A Brief History of Seven Killings begins with an attempt on Bob Marley's life in the 1970s, moves to New York City in the 1980s, and returns to Jamaica in the 2000s. In June, publisher Penguin announced that Marlon's novel had been optioned by HBO for a possible television series. The Man Booker Prize is the third award A Brief History of Seven Killings has won, following the Anisfield-Wolf Award and the Minnesota Book Award.

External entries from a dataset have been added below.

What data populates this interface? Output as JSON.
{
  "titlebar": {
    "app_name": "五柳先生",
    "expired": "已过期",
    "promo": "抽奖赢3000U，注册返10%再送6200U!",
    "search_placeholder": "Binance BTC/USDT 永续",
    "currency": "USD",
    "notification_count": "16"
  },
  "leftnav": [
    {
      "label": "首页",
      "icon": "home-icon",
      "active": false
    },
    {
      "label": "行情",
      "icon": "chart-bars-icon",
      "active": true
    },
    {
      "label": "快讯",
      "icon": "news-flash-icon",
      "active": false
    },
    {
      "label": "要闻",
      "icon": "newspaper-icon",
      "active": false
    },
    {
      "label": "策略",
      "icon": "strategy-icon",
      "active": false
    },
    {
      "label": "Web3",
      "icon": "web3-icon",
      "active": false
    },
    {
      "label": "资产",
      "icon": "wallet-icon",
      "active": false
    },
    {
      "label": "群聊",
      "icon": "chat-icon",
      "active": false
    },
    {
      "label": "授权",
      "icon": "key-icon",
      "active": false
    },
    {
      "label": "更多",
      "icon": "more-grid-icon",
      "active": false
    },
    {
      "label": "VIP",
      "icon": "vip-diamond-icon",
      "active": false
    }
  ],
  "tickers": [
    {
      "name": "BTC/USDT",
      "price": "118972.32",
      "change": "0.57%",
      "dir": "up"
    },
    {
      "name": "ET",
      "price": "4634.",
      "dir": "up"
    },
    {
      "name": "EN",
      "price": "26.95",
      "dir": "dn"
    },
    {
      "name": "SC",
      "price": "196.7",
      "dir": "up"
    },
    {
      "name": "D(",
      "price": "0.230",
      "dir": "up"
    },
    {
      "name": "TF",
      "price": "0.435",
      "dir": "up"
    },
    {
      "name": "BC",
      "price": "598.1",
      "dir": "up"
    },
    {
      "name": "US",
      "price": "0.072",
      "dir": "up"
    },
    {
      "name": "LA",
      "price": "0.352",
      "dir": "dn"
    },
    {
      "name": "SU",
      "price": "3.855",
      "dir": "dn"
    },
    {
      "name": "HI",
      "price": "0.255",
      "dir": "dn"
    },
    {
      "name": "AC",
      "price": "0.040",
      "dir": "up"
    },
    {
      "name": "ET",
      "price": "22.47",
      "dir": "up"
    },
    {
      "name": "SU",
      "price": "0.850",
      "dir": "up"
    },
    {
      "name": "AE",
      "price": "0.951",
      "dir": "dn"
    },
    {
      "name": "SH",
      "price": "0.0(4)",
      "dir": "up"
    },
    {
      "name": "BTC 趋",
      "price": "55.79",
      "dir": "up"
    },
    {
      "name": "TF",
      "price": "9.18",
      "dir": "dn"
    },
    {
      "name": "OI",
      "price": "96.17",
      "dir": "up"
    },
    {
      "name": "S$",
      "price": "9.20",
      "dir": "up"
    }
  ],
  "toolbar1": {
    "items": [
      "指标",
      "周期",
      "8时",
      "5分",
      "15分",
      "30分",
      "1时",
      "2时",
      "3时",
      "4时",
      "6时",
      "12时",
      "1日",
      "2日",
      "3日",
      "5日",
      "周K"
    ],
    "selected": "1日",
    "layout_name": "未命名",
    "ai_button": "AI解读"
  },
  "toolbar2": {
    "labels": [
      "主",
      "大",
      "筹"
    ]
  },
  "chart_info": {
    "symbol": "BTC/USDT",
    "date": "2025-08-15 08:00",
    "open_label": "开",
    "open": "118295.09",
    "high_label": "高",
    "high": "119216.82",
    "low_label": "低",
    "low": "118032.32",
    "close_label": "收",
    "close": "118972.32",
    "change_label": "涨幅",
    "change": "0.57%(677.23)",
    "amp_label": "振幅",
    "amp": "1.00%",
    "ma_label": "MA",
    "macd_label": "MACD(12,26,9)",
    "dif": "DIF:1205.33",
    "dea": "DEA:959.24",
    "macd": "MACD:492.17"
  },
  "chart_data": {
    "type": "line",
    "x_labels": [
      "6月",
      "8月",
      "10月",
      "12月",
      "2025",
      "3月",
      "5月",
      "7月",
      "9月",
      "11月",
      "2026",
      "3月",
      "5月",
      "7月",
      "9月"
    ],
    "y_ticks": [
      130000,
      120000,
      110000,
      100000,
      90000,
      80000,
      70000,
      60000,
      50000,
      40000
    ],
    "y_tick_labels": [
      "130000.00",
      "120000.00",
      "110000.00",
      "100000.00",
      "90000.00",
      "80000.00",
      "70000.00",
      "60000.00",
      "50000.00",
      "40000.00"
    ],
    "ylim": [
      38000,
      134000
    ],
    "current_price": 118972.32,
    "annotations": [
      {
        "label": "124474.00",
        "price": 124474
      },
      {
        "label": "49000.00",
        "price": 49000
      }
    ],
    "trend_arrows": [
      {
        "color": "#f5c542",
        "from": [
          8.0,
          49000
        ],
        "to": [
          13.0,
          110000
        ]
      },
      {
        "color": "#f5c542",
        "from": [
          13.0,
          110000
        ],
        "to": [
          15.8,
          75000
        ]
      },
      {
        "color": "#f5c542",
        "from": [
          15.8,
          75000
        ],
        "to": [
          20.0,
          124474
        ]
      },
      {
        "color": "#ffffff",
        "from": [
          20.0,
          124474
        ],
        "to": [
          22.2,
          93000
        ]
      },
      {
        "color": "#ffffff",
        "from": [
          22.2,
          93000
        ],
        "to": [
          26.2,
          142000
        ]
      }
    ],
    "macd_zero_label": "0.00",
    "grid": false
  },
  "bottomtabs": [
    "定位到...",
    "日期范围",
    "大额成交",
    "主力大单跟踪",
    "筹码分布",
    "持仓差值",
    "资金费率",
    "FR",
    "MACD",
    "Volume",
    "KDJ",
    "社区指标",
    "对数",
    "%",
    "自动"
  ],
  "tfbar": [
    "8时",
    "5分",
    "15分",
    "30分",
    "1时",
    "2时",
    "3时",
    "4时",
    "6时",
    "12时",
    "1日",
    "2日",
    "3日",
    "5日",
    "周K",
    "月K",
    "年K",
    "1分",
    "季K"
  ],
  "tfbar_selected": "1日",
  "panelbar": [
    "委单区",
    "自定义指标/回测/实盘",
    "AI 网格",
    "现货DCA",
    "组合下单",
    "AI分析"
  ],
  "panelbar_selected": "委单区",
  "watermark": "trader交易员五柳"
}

Since 1969, the Man Booker Prize has been a coveted award for literary excellence. For most of its history, only authors from the Commonwealth of Nations, the Republic of Ireland, and Zimbabwe were eligible for selection. For last year's competition, however, the rules were changed to allow authors of all nationalities to compete, provided their books were written originally in English and published in the United Kingdom. Among the twelve writers shortlisted for the 2014 and 2015 prizes, four were from the U.S.: a country barred from the competition in its previous state.

Some have criticized the Man Booker Prize committee's decision to steer away from prominent names in favor of undiscovered talents. Midnight's Children author Salman Rushdie claims that, in the two years the award has been open to U.S. competitors, its judges have chosen "new voices and younger writers" over literary A-listers like "Ishiguro, ... Atwood, [and] Franzen." A Man Booker winner himself, Rushdie admits: "I haven't been on a Booker Prize short list for 20 years."

Given that Ishiguro, Atwood, Frazen, Rushdie, and their ilk will sell novels regardless of whether or not those novels win awards, the Man Booker Prize's curation of previously-unnoticed authors can be seen as a boon to the writers' economy. The literary A-listers aren't wanting for money, but lining the pockets of up-and-comers encourages them to indulge in the craft. It says: Let Barnes and Noble turn out their books on the shelves. It doesn't matter. We don't play favorites here.

One of this year's Man Booker Prize judges, Sam Leith, says that the shortlist — six books saved from an initial crop of 156 — "represents no single person’s taste, but [is a list that] all of [the judges] are proud to own." The process of elimination is a difficult one, because favorite books are inevitably lost to the "careful and detailed and impassioned argument[s]" of fellow judges, and — in the worst-case scenarios — to what Leith calls "brute-force voting."

According to Yahoo!, Hanya Yanagihara's A Little Life was favored to win this year's Man Booker, with Sunjeev Sahota's The Year of the Runaways and A Brief History of Seven Killings just behind. Surging to the front of the pack, James' novel has taken home the award tonight.